Genome Quilts (Thanks, Marilyn!)



  1. I am entranced by their stegonographically palimpsestish qualities.

    Its so enjoyable when artsoscientificals find ways of presenting datacepts that reveal new information in patterns and forms.

    How comforting it would be to drift off to sleep curled up beneath a tumor-suppressing gene pattern.

  2. I can see this being useful in some kind of post-human culture where gene-splicing is a folk art and families hand down their particular genetic triumphs through the generations by way of the ancient technology of quilting.

  3. “if the orientation of the blocks encodes the letter, then it will be scrambled when turned upside down.”
    Not if start/stop codons are included.

    Assuming the common start/stops are used, the most common start of AUG would become the “stop” codon UGC, which isn’t actually a stop codon.

    You’d just have to look and see if it’s got the right stops and starts to check if it’s oriented the right way.

  4. Actually, there are four possible orientations, not just “right side up” and “upside-down.” But if you’re encoding genes (as opposed to regulatory sequences, etc.), it should be easy enough to check all four orientations and look for the one with the largest open reading frame (that is, the longest sequence that makes sense as a protein).

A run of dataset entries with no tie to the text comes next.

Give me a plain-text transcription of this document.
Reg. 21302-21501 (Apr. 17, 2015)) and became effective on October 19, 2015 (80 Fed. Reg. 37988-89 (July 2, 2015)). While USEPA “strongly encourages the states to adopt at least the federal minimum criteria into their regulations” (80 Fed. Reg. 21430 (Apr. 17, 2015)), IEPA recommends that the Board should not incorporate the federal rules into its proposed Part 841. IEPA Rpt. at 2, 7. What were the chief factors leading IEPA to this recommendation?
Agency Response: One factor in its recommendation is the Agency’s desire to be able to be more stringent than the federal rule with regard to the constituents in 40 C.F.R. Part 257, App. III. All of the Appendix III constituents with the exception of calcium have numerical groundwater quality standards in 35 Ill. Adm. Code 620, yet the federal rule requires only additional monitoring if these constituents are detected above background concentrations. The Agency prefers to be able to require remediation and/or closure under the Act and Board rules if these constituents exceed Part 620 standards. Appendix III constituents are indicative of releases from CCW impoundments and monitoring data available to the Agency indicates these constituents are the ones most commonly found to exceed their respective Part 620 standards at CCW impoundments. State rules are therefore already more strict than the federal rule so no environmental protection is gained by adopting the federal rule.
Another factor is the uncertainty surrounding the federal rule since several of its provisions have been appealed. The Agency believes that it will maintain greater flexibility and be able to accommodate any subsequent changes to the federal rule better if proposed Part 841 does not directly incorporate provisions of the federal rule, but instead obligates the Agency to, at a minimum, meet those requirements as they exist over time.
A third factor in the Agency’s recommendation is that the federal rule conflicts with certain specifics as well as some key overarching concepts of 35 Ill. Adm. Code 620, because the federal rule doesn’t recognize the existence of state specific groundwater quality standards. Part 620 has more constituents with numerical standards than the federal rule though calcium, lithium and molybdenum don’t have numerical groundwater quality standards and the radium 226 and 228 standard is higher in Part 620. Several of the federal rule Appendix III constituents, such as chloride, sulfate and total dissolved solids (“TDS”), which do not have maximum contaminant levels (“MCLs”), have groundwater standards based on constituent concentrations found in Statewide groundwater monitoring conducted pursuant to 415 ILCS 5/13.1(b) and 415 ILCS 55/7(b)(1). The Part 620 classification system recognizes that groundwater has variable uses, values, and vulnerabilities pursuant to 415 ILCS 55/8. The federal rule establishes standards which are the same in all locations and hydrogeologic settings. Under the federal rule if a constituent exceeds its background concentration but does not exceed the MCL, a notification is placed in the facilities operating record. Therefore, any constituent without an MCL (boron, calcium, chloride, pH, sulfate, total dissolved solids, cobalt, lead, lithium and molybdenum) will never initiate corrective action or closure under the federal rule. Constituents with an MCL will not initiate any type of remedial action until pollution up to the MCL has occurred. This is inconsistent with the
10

Or you could make sure your sequence starts with some sort of standard bar code, and check which orientation has said bar code.

  5. the whole thing is silly. Once two quilts were finished and stacked together we would be overrun with quiltlets. Worse than bloody tribbles.

  6. @8: There are really only 2 valid orientations, assuming you stick to normal bed cover sizes, for the same reason you can’t turn a sheet sideways and have it fit on your mattress.

  7. Question: “The blocks are placed in sequence.” Does this mean left-to-right in rows as in reading (Western) text? Or alternating left-to-right with right-to-left, which I think would be better, as it is more similar to an actual unbroken spiral-shaped path.

  8. There are three billion base pairs in human DNA. For a quilt six feet by six feet, that would be two millionths of a square inch in area for each square.

    Get me a microscope and a loooong winter!